Toda la tensión de la semana se desató en un sentido imprevisto: los aficionados se volvieron locos, los jugadores tinerfeños se abrazaron con rabia, como si tuvieran que demostrar su profesionalidad al mundo, y Valdano cerraba los puños en el banquillo. Minutos después, empezaría su rueda de prensa al grito de «Viva el fútbol limpio».
Beenhakker, metido en su banquillo, se desesperaba. Miraba el reloj y le faltaban minutos. El empate no le valía de nada al Madrid pero no había demasiado que él pudiera hacer, solo ver cómo una cesión innecesaria pero inofensiva hacia la portería de Buyo acababa en jugada estrambótica: para evitar que el balón saliera a córner, el portero gallego se lanzó en palomita para mantener la pelota dentro del terreno de juego. Sin pensárselo dos veces, la echó hacia atrás… justo a los pies de Pier que, a portería vacía, marcó el 3-2.

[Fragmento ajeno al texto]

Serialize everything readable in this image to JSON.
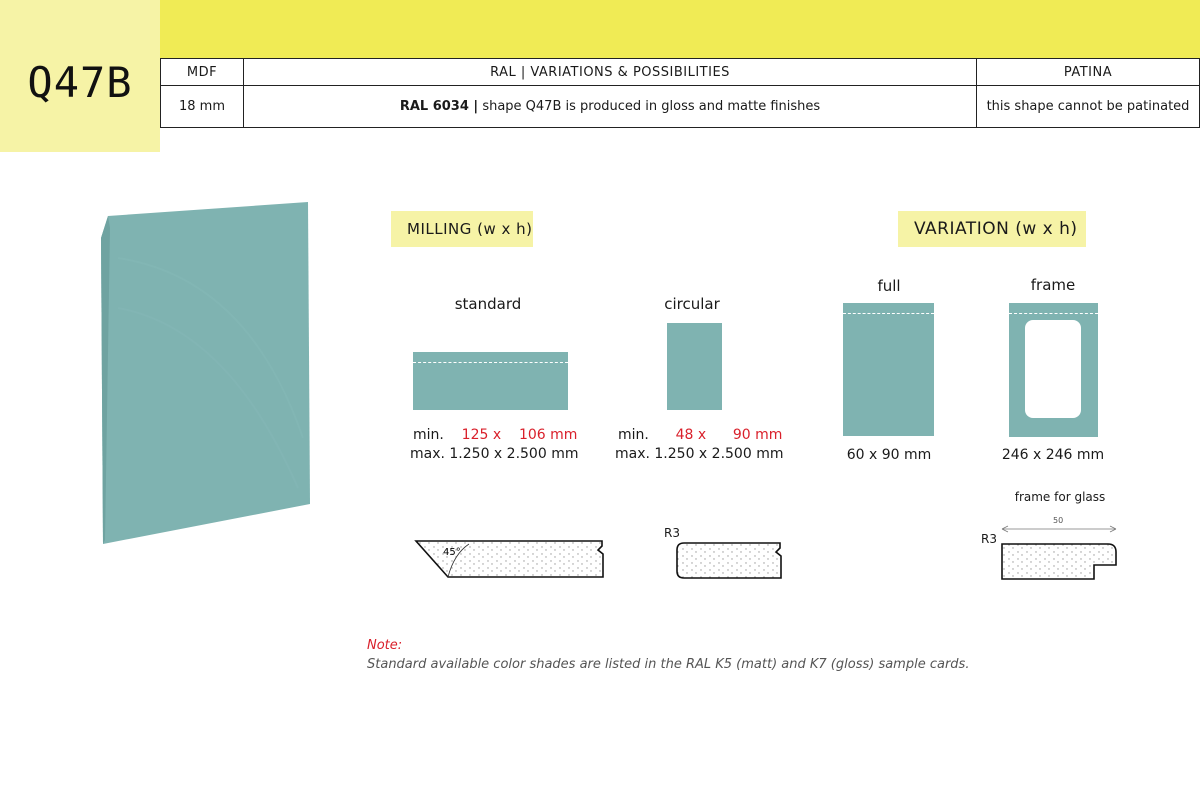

Un disparate para acabar un año disparatado. El penúltimo disparate, de hecho, porque una semana después el Madrid perdería también la final de Copa en su propio estadio frente al Atlético de Futre y Schuster.
La conspiración, por supuesto, cambió de bando conforme cambió el orden en la clasificación. Tras una semana en la que el Barcelona había intentado convencer a todo el mundo de que el Madrid iba a vencer porque el Tenerife le pondría la alfombra roja a su paso –en resumen, que iba a ganar una liga que a ellos les daría vergüenza ganar—, pasamos a otra semana en la que el Madrid dejó claro que si habían perdido era por culpa del árbitro y en esas seguimos.
Beenhakker, en todo esto, apenas tenía palabra. No la tuvo nunca, en rigor, siempre visto como un usurpador manipulado por el presidente. Perdió la Liga, perdió la Copa y se volvió a Holanda. Para el siguiente proyecto, Mendoza se dejó de espectáculos y apeló a la ciencia, el método, la innovación, es decir, Benito Floro.